Thursday, September 22, 2011

Li'l Bitty Critters!

Aedes Mosquito
  You expect to find insects when you choose to live on a tropical island near the equator.  I'd been on the lookout for cockroaches, which were quite prevalent when I lived on Guam.  But I haven't seen even one of them here in our abode, for which I'm very grateful!  However, mosquitoes are all over the place.  I think we have a couple of pet mosquitoes that have taken up permanent residence in our "unit."  (That's "condo talk," by the way.  You don't live in an "apartment" here--you have a "unit."  So, despite having screens on every window but one, we have a pair of pet mosquitoes.  One, Willard, lives in the kitchen.  The other, Fred, cruises past my computer screen on a nightly basis.  But--hah!  No longer--I just crushed the life outa the li'l sucker!  Bye-bye, Fred, and good riddance!

    Normally, I don't try too hard to kill these speedy little skeeters.  They don't bother me much, since my thin-skinned husband seems to attract all of them and they never so much as touch me.  However, recently here in our well-maintained, clean condo complex we've had an abnormally large number of cases of dengue fever!  Five, to date, and all of them landed in the hospital.  I gather that you don't die from this tropical, mosquito-transmitted illness, but it isn't pleasant at all.   It's accompanied by a 104 or 105-degree fever, and Wikipedia cheerfully announces that it "rarely causes death and symptoms usually subside within a week."  Now, isn't THAT nice to know!?!

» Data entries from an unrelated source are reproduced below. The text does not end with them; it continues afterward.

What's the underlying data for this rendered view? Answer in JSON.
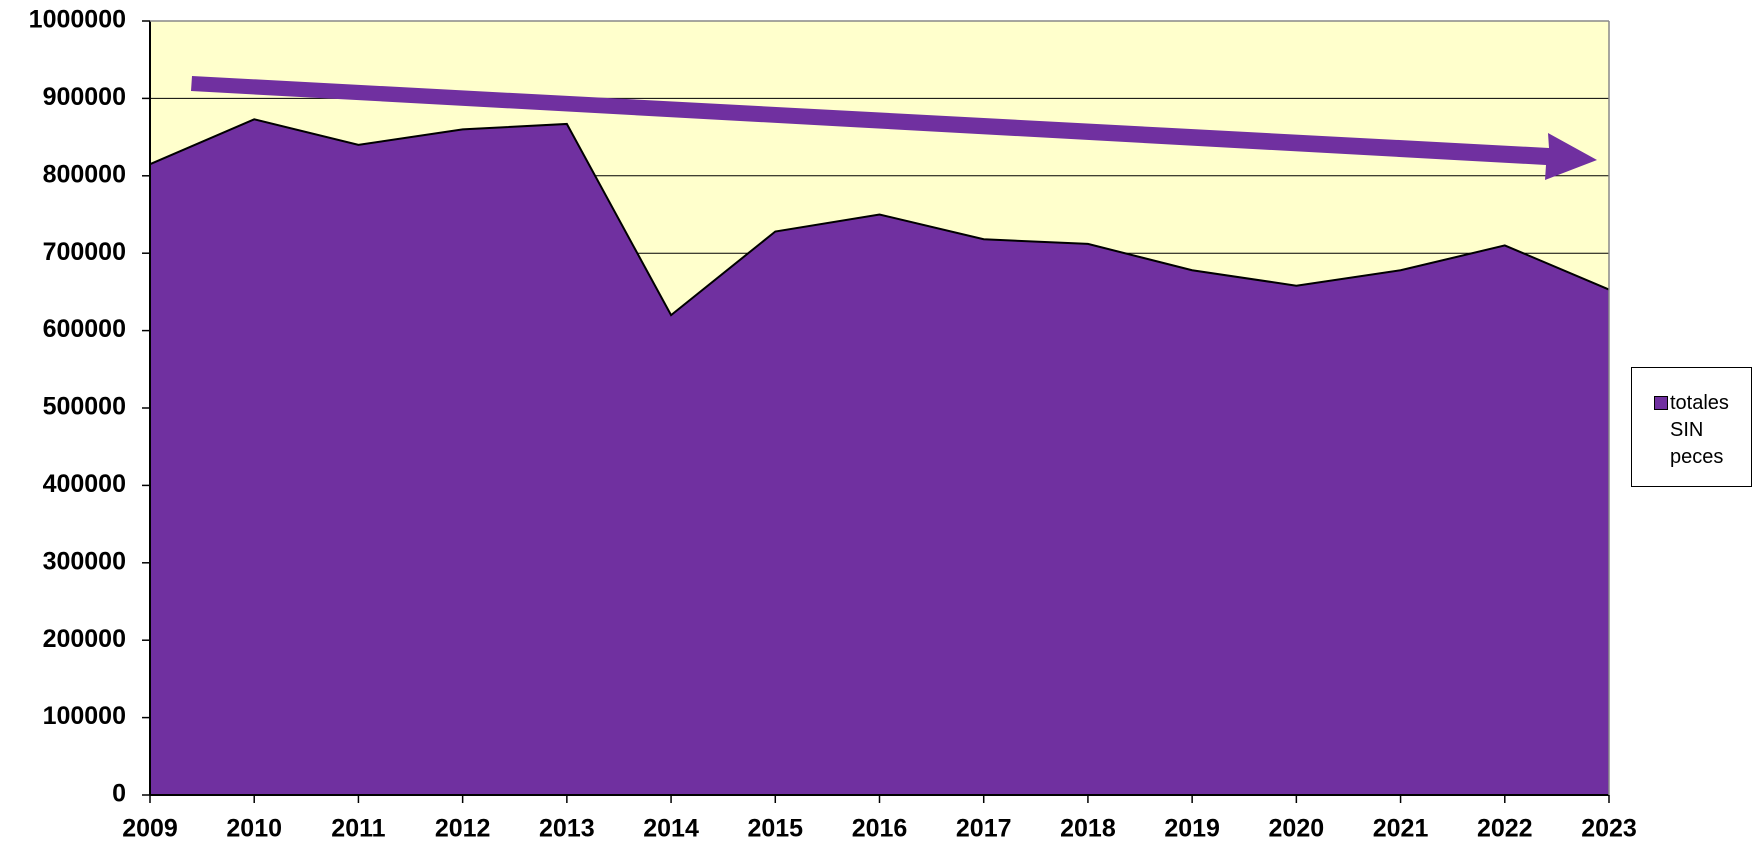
{
  "chart_data": {
    "type": "area",
    "categories": [
      "2009",
      "2010",
      "2011",
      "2012",
      "2013",
      "2014",
      "2015",
      "2016",
      "2017",
      "2018",
      "2019",
      "2020",
      "2021",
      "2022",
      "2023"
    ],
    "series": [
      {
        "name": "totales SIN peces",
        "color": "#7030a0",
        "values": [
          815000,
          873000,
          840000,
          860000,
          867000,
          620000,
          728000,
          750000,
          718000,
          712000,
          678000,
          658000,
          678000,
          710000,
          653000
        ]
      }
    ],
    "ylim": [
      0,
      1000000
    ],
    "yticks": [
      0,
      100000,
      200000,
      300000,
      400000,
      500000,
      600000,
      700000,
      800000,
      900000,
      1000000
    ],
    "grid": true,
    "legend": "right"
  }
}
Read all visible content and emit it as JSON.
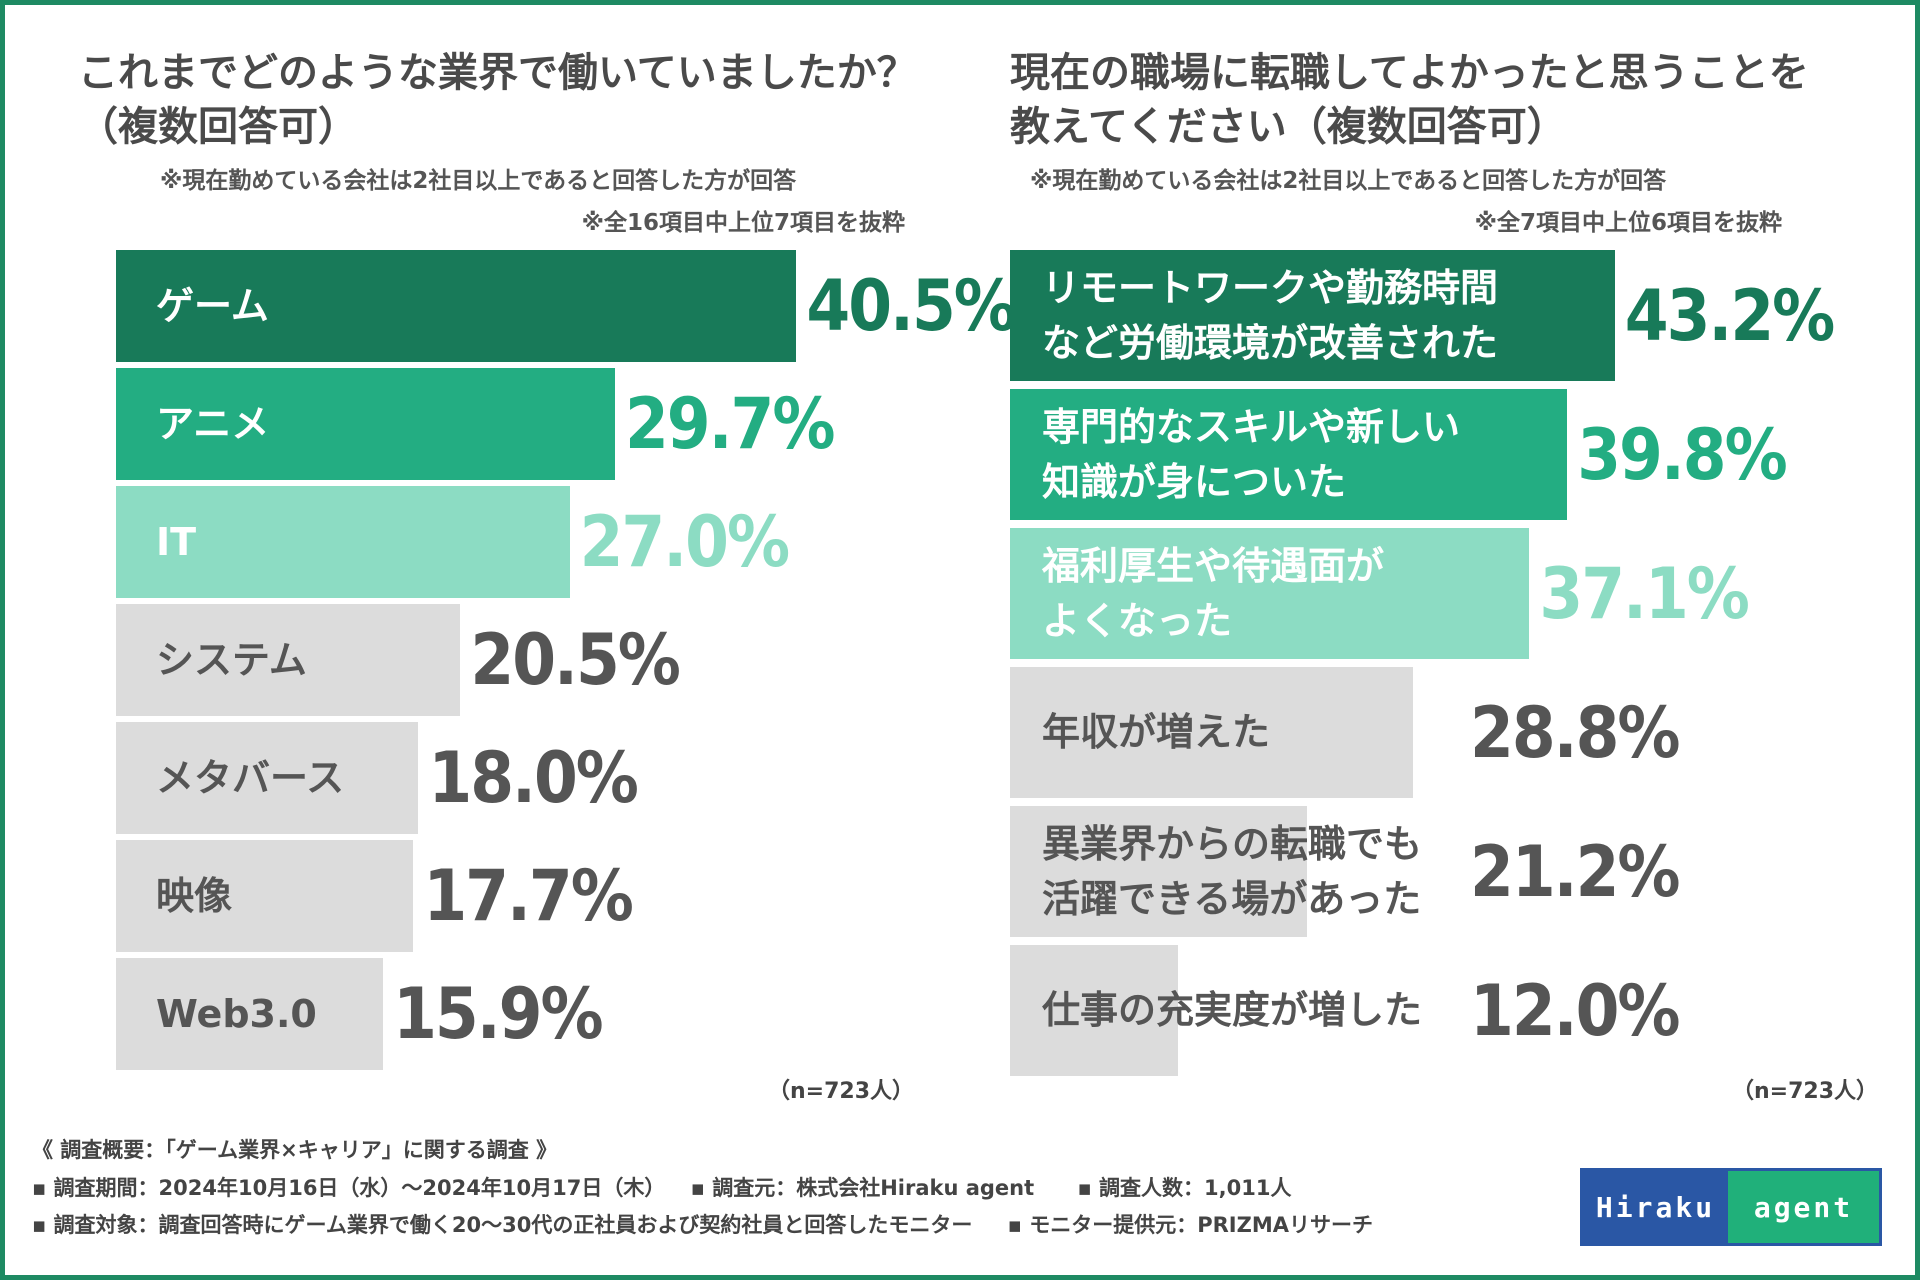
{
  "colors": {
    "rank1": "#187a59",
    "rank2": "#23ad82",
    "rank3": "#8cdcc3",
    "rest": "#dcdcdc",
    "rest_text": "#555555",
    "white": "#ffffff"
  },
  "chart_data": [
    {
      "type": "bar",
      "orientation": "horizontal",
      "title": "これまでどのような業界で働いていましたか？（複数回答可）",
      "note1": "※現在勤めている会社は2社目以上であると回答した方が回答",
      "note2": "※全16項目中上位7項目を抜粋",
      "sample": "（n=723人）",
      "categories": [
        "ゲーム",
        "アニメ",
        "IT",
        "システム",
        "メタバース",
        "映像",
        "Web3.0"
      ],
      "values": [
        40.5,
        29.7,
        27.0,
        20.5,
        18.0,
        17.7,
        15.9
      ],
      "value_labels": [
        "40.5%",
        "29.7%",
        "27.0%",
        "20.5%",
        "18.0%",
        "17.7%",
        "15.9%"
      ],
      "unit": "%"
    },
    {
      "type": "bar",
      "orientation": "horizontal",
      "title": "現在の職場に転職してよかったと思うことを教えてください（複数回答可）",
      "note1": "※現在勤めている会社は2社目以上であると回答した方が回答",
      "note2": "※全7項目中上位6項目を抜粋",
      "sample": "（n=723人）",
      "categories": [
        "リモートワークや勤務時間など労働環境が改善された",
        "専門的なスキルや新しい知識が身についた",
        "福利厚生や待遇面がよくなった",
        "年収が増えた",
        "異業界からの転職でも活躍できる場があった",
        "仕事の充実度が増した"
      ],
      "category_lines": [
        [
          "リモートワークや勤務時間",
          "など労働環境が改善された"
        ],
        [
          "専門的なスキルや新しい",
          "知識が身についた"
        ],
        [
          "福利厚生や待遇面が",
          "よくなった"
        ],
        [
          "年収が増えた"
        ],
        [
          "異業界からの転職でも",
          "活躍できる場があった"
        ],
        [
          "仕事の充実度が増した"
        ]
      ],
      "values": [
        43.2,
        39.8,
        37.1,
        28.8,
        21.2,
        12.0
      ],
      "value_labels": [
        "43.2%",
        "39.8%",
        "37.1%",
        "28.8%",
        "21.2%",
        "12.0%"
      ],
      "unit": "%"
    }
  ],
  "footer": {
    "heading": "《 調査概要：「ゲーム業界×キャリア」に関する調査 》",
    "period": "▪ 調査期間：2024年10月16日（水）～2024年10月17日（木）",
    "source": "▪ 調査元：株式会社Hiraku agent",
    "count": "▪ 調査人数：1,011人",
    "target": "▪ 調査対象：調査回答時にゲーム業界で働く20～30代の正社員および契約社員と回答したモニター",
    "provider": "▪ モニター提供元：PRIZMAリサーチ"
  },
  "logo": {
    "part1": "Hiraku",
    "part2": "agent"
  }
}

    Anyway, when I barreled out of here the other morning, there was a rather grim-looking group of uniformed local officials with clipboards moving around.  I asked the gate guard who they were and he said they were health officials, come to investigate why our complex has more cases of dengue fever than others.  Hmmm. . . .and we're planning on making this our semi-permanent home?  Might have to re-think that one!

    Meanwhile, a friend of ours encountered another nasty little insect and spent over a week recovering.  The li'l guy is called a rove beetle, and it looks small and innocent, wouldn't you agree?  But he's a really bad-*** character, this one.  If he stings you, he leaves some irritant behind that you can spread to other parts of your body simply by touching it.  Our friend must have been bitten while she was sleeping, 'cuz her back had a big red welt on it.  But she then must have rubbed her eye in her sleep, because it also became all swollen up and painful.  It took about a week for it to go down again!  I hear that this insect is the bane of the existence of high-rise condo dwellers because he moves around by being carried on wind currents, which they have a lot of up there on the high floors of fancy condos.  

    So, you just can't escape!  Live up high and the rove beetles get you.  Live down low (like us) and it's the dengue fever-bearing mosquitoes.  And if they don't get you, the crazy Penang drivers just might.


P.S. Early this morning, a bat stumbled onto our bedroom balcony.  Hubby bravely chased it away.  But it did cross my mind that if he were to take up residence there (the bat, NOT the hubby), perhaps we wouldn't have to worry so much about the smaller nasty critters that bite!